Black Media Help Flip Old Power Plant Switch Off
New America Media, News Report, Julie Johnson, Posted: May 24, 2006
San Francisco – On May 23, 2006, Mayor Gavin Newsom and PG&E President Tom King flipped a symbolic human-sized plastic light switch off in front of a large crowd, celebrating the closure of the Hunters Point Power Plant. The ceremony was held outside under the silent and non-smoking stacks of the 77-year-old power plant.
"For the first time, I can look out and see no smoke coming out of the smoke stacks. I want to respect the fact that PG&E has kept its word," said James Bryant, president of the A. Philip Randolph Institute, a national organization of black trade unionists.
Bayview neighborhood residents began speaking out about the health problems they suffered and the smoke-spewing power plant in 1991, said Espanola Jackson, a longtime community activist. According to a 2000 survey by the San Francisco Department of Public Health, one in six children and one in 10 adults in the Bayview-Hunters Point neighborhoods have asthma, nearly double the rates of the rest of the city.
In 1998, PG&E entered an agreement with the City and County of San Francisco to close the power plant. Despite delays and doubts among community members that the closure would happen, the plant officially ceased operations on May 15, about five months after the original 2005 deadline.
Many cite Black media as key players in keeping the power plant and the health issues facing these predominantly black neighborhoods in the headlines.
In April 2006, when another closure deadline was missed, The San Francisco BayView Newspaper columnist Marie Harrison wrote an article outlining her attempts to get clear answers from PG&E on their plans and calling for community members to gather at the plant in protest.
Amelia Ashley Ward, publisher of The Sun Reporter said that's because African American newspapers serve as advocates for their communities. "When the community is concerned, they come to us first," said Ward.
Kevin Weston, who monitors black media for New America Media, said you can chronicle the entire course of the movement to close the power plant through archives of the San Francisco BayView Newspaper.
Robert Harris, PG&E Vice President of Environmental, Health, Safety & Technical Services, looked to newspapers serving the city's African American communities to gauge public opinion. "Some are geared towards young voices, some older voices, and together we heard all of those voices calling for the one goal of closing the power plant," said Harris.
The closure of the Hunters Point Power Plant may have set a precedent of corporate responsibility for the communities where they operate -- and for how community pressure can make the powers that be listen. Former San Francisco Mayor Willie L. Brown, who spoke at the event, observed that the movement to close the plant energized the city like no other cause.
Speakers and audience members often did not agree on the process of how to close the plant, but the one thing everyone came to agree on over the past decades was that the 77-year-old plant should be closed.

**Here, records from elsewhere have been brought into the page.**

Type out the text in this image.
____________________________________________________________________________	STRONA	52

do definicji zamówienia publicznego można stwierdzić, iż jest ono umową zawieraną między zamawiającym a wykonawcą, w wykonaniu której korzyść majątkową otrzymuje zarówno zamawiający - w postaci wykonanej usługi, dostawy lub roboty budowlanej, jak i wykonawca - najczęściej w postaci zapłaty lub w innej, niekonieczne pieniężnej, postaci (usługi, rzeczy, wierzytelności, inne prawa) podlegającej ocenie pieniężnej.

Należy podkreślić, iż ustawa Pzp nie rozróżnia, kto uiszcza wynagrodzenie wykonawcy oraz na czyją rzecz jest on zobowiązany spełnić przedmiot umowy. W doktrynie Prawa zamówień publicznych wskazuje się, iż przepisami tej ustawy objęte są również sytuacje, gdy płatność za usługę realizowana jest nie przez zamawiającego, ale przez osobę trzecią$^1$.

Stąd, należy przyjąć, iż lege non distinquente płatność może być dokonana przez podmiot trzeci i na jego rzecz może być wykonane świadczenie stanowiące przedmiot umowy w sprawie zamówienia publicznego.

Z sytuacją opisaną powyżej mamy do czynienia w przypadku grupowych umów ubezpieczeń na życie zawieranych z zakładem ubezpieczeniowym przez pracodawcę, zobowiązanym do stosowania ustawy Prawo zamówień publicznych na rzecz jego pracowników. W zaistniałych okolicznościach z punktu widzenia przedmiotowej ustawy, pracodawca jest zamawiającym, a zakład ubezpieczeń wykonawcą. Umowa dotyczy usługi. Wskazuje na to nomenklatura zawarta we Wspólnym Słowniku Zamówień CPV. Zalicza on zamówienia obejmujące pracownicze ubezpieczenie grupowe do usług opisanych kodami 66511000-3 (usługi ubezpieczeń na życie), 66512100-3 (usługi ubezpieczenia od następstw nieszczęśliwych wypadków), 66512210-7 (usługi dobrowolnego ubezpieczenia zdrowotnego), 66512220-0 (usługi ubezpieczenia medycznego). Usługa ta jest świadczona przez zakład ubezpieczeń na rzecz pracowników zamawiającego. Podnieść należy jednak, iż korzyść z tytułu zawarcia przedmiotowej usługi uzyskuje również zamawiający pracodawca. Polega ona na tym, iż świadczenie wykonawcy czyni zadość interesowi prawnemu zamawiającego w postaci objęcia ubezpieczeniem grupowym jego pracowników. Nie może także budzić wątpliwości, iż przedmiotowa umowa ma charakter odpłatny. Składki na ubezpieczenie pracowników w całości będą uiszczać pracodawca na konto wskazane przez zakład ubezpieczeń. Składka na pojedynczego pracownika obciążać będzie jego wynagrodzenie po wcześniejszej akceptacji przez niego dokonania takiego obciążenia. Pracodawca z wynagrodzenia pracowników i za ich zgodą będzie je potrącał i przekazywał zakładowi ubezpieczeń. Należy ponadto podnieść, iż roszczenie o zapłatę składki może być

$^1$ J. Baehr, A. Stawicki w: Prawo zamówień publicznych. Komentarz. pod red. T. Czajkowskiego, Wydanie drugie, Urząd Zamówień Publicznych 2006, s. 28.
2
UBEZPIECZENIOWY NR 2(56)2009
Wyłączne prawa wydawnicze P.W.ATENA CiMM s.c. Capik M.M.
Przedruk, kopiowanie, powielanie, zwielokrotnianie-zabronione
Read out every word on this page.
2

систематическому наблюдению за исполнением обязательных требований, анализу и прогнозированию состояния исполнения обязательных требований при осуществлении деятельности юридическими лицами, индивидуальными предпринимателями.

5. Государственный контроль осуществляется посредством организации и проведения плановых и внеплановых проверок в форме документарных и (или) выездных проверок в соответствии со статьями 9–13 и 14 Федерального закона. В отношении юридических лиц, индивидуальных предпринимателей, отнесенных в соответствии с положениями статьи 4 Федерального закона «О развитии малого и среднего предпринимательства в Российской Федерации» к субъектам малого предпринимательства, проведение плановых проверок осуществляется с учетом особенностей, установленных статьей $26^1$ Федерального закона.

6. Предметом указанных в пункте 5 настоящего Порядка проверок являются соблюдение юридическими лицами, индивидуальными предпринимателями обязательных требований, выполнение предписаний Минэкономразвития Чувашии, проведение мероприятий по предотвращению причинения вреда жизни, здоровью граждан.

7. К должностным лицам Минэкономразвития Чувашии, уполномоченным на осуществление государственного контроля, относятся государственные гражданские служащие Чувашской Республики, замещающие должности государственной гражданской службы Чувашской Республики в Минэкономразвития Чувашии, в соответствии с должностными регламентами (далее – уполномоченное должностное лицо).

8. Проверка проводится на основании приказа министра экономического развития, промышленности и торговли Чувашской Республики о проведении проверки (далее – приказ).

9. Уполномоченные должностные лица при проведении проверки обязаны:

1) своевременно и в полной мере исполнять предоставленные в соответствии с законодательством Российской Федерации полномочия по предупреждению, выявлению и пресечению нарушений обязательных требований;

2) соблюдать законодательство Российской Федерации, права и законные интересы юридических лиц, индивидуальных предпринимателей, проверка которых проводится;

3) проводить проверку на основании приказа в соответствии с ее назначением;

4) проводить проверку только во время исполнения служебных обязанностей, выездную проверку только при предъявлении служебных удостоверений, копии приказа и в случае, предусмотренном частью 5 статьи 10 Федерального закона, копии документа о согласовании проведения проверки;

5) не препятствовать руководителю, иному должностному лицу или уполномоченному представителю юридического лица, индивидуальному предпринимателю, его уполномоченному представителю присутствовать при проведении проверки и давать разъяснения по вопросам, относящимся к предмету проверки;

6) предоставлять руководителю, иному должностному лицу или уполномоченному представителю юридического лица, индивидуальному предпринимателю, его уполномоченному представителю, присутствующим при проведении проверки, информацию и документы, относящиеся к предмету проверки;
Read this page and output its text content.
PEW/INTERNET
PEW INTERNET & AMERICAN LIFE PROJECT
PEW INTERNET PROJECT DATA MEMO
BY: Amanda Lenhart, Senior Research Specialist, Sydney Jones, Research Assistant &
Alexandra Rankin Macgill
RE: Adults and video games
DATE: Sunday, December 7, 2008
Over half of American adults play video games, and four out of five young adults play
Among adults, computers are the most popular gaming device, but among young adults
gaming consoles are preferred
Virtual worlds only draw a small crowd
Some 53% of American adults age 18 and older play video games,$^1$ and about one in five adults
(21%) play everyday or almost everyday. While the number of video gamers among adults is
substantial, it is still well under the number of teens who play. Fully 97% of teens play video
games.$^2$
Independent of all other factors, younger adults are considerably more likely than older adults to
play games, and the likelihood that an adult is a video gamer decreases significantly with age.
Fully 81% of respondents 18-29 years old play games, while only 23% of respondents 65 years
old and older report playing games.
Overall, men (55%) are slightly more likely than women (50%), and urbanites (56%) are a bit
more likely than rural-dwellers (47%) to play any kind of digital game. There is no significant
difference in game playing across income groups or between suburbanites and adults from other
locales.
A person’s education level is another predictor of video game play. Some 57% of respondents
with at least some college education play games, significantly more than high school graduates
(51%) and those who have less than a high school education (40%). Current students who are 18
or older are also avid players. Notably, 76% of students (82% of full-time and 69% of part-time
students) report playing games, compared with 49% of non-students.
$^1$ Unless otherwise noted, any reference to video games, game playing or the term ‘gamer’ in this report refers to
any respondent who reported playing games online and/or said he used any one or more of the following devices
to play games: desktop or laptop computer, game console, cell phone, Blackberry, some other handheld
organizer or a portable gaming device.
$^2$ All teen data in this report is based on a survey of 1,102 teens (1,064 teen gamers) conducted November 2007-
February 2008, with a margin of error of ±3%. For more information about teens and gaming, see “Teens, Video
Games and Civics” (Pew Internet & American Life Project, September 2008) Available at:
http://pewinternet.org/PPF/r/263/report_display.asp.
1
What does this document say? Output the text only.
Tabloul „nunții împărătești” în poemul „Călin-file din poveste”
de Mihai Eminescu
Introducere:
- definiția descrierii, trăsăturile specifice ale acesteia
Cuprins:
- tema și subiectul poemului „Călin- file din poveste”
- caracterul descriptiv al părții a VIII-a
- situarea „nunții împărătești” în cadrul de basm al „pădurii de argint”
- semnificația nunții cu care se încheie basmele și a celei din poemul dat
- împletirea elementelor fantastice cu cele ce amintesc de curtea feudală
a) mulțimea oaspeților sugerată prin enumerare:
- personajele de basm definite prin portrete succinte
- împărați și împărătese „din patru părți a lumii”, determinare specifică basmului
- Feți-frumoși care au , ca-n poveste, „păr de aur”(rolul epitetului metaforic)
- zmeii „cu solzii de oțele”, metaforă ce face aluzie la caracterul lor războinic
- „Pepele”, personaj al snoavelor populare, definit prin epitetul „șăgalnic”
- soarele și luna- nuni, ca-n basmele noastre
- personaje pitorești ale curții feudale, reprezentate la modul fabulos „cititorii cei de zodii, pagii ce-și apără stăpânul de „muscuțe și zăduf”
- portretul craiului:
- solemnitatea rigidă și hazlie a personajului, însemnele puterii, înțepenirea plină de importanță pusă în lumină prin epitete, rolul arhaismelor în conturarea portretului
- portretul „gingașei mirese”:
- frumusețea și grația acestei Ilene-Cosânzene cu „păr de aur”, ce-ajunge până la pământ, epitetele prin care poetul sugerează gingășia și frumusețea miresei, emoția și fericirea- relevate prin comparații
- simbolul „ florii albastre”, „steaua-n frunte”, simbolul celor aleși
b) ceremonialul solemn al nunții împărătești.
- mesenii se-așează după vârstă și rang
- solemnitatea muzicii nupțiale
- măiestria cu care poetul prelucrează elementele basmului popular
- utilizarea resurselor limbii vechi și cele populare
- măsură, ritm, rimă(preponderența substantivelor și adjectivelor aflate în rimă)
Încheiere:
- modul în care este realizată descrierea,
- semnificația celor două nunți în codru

"I can't think of another community activism [movement] that took so long and was so successful," said Arthur O'Donnell, an energy and environmental journalist for the Greenwire website and other environmental publications.
"When we started this project the chance that we would get together on an issue was slim to none," said Bryant. Residents of Bayview and nearby neighborhoods formed groups such as The Close It! Coalition to put pressure on PG&E to close the plant that sat just across the street from housing projects where mainly low-income African American and minority communities made their homes. The movement set a model of how communities can leverage their voices to make change happen.
"This day shows what can happen when companies are willing to work with the communities they are in," said Harris. The plant will be demolished and the land remediated to meet California EPA standards for residential use. A PG&E outdoor switchyard on an adjacent six acres will remain in operation and will undergo exterior beautification.